Gelombang Penolakan dari Aktivis, Akademisi, dan Mantan Pejabat Penegak Hukum
Jakarta, – Haksuara.co.id – Sejumlah tokoh nasional tolak kriminalisasi, aktivis, akademisi, dan mantan pejabat penegak hukum menyuarakan penolakan keras terhadap langkah kepolisian memanggil mantan Ketua Komisi Pemberantasan Korupsi (KPK) Abraham Samad sebagai saksi dalam kasus dugaan ijazah palsu mantan Presiden Joko Widodo. Mereka menilai pemanggilan ini merupakan bentuk kriminalisasi yang berpotensi membungkam kebebasan berpendapat serta mempersempit ruang demokrasi di Indonesia.
Siapa yang Terlibat dan Mengapa Dipanggil
Pemanggilan Abraham Samad dilakukan oleh Polda Metro Jaya, dengan tuduhan pelanggaran Pasal 310 dan 311 KUHP tentang pencemaran nama baik serta Pasal 27A dan 28 UU ITE. Pemanggilan ini diduga berkaitan dengan konten podcast yang dipublikasikan Abraham Samad, yang memuat diskusi seputar isu dugaan ijazah palsu Jokowi.

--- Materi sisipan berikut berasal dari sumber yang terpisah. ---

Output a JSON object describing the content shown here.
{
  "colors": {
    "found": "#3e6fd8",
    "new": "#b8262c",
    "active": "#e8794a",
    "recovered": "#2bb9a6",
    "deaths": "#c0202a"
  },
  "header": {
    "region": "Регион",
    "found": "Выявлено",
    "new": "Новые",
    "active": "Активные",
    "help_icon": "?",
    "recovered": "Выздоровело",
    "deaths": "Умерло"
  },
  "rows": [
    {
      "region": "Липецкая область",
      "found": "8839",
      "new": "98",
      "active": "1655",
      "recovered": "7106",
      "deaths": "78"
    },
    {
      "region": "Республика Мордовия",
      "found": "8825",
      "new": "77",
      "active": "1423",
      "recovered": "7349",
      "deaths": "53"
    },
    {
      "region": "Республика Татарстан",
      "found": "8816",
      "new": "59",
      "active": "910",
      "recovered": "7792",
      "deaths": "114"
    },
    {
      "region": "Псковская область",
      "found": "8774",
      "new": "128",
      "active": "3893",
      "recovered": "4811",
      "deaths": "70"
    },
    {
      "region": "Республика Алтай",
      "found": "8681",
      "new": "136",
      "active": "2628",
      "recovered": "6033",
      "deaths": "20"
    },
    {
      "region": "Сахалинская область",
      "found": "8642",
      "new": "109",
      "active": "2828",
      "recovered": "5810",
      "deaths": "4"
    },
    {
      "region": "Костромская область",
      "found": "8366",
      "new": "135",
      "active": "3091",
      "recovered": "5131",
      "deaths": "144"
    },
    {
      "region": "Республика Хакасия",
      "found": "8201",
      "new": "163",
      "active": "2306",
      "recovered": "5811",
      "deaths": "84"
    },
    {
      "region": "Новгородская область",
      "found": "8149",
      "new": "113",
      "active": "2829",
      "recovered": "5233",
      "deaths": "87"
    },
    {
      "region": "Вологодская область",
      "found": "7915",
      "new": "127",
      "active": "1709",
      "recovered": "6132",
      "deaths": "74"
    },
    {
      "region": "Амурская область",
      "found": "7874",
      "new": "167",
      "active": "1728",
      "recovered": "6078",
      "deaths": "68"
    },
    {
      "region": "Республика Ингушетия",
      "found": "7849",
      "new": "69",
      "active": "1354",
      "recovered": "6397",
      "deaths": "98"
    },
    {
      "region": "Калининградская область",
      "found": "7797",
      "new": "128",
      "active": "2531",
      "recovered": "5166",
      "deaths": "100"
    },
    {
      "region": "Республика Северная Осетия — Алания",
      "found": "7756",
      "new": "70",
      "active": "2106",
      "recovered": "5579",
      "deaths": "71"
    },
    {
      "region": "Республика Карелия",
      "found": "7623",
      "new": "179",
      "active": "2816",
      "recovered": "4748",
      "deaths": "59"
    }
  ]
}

Abraham Samad menyatakan bahwa dirinya hadir memenuhi panggilan demi menunjukkan kepatuhan hukum sebagai warga negara, namun menegaskan bahwa substansi pemanggilan tersebut adalah bagian dari upaya pembungkaman suara kritis.
“Ini bukan tentang saya. Ini tentang masa depan demokrasi dan kebebasan berekspresi di Indonesia,” tegas Abraham Samad di hadapan media.
Apa Saja Pandangan Para Tokoh
Todung Mulya Lubis: Weaponization of Law Mengancam Negara
Advokat senior Todung Mulya Lubis menyebut kriminalisasi terhadap Abraham Samad sebagai setback luar biasa dalam sejarah hukum Indonesia.
“Inilah zaman di mana hukum dijadikan senjata politik. Kalau ini terus dilakukan, negara hukum akan hancur, dan Indonesia pun terancam runtuh,” ujar Todung.
Ia menegaskan bahwa pencemaran nama baik seharusnya diselesaikan secara perdata, bukan pidana.
Saut Situmorang: Memperbaiki Kerusakan Hukum dan Demokrasi
Mantan Wakil Ketua KPK (2015–2019) Saut Situmorang memandang kasus ini sebagai momentum memperbaiki kerusakan sistemik di bidang hukum, politik, dan ideologi yang diwariskan pemerintahan sebelumnya.
“Kita hadir untuk membantu pemerintah sekarang meluruskan jalan yang bengkok selama lebih dari 10 tahun,” ungkap Saut.
Novel Baswedan dan Aktivis Lain: Solidaritas Tanpa Kompromi
Eks penyidik KPK Novel Baswedan, akademisi seperti Ika Anusabakti, dan aktivis seperti Rai Rangkuti, kompak menolak kriminalisasi ini. Mereka menilai tindakan tersebut bertentangan dengan prinsip equal justice under law.
“Negara hukum tidak boleh mengkriminalisasi orang yang sedang berupaya mengungkapkan kebenaran,” tegas B. Fitri Susanti, akademisi hukum.
Bagaimana Dampaknya Terhadap Demokrasi
Menurut para tokoh, kriminalisasi terhadap Abraham Samad mengirim sinyal buruk terhadap kebebasan pers dan kebebasan sipil. Mereka memperingatkan bahwa tindakan seperti ini dapat menjadi preseden berbahaya, di mana kritik terhadap penguasa bisa dihadapkan pada ancaman pidana.
Rai Rangkuti bahkan menilai langkah ini kontradiktif dengan sikap Presiden Prabowo Subianto yang belakangan menunjukkan keterbukaan terhadap kritik melalui pemberian amnesti dan abolisi kepada tokoh politik yang pernah berseberangan.
Apa yang Diminta Para Tokoh kepada Pemerintah
Para tokoh mendesak:
“Demokrasi membutuhkan kritik. Tanpa kritik, kekuasaan akan kehilangan kendali moralnya,” pungkas Todung Mulya Lubis.
Kasus pemanggilan Abraham Samad menjadi sorotan publik karena melibatkan isu fundamental: kebebasan sipil, integritas hukum, dan masa depan demokrasi Indonesia. Gelombang solidaritas lintas profesi menunjukkan bahwa perdebatan ini bukan sekadar soal individu, tetapi tentang prinsip dasar negara hukum.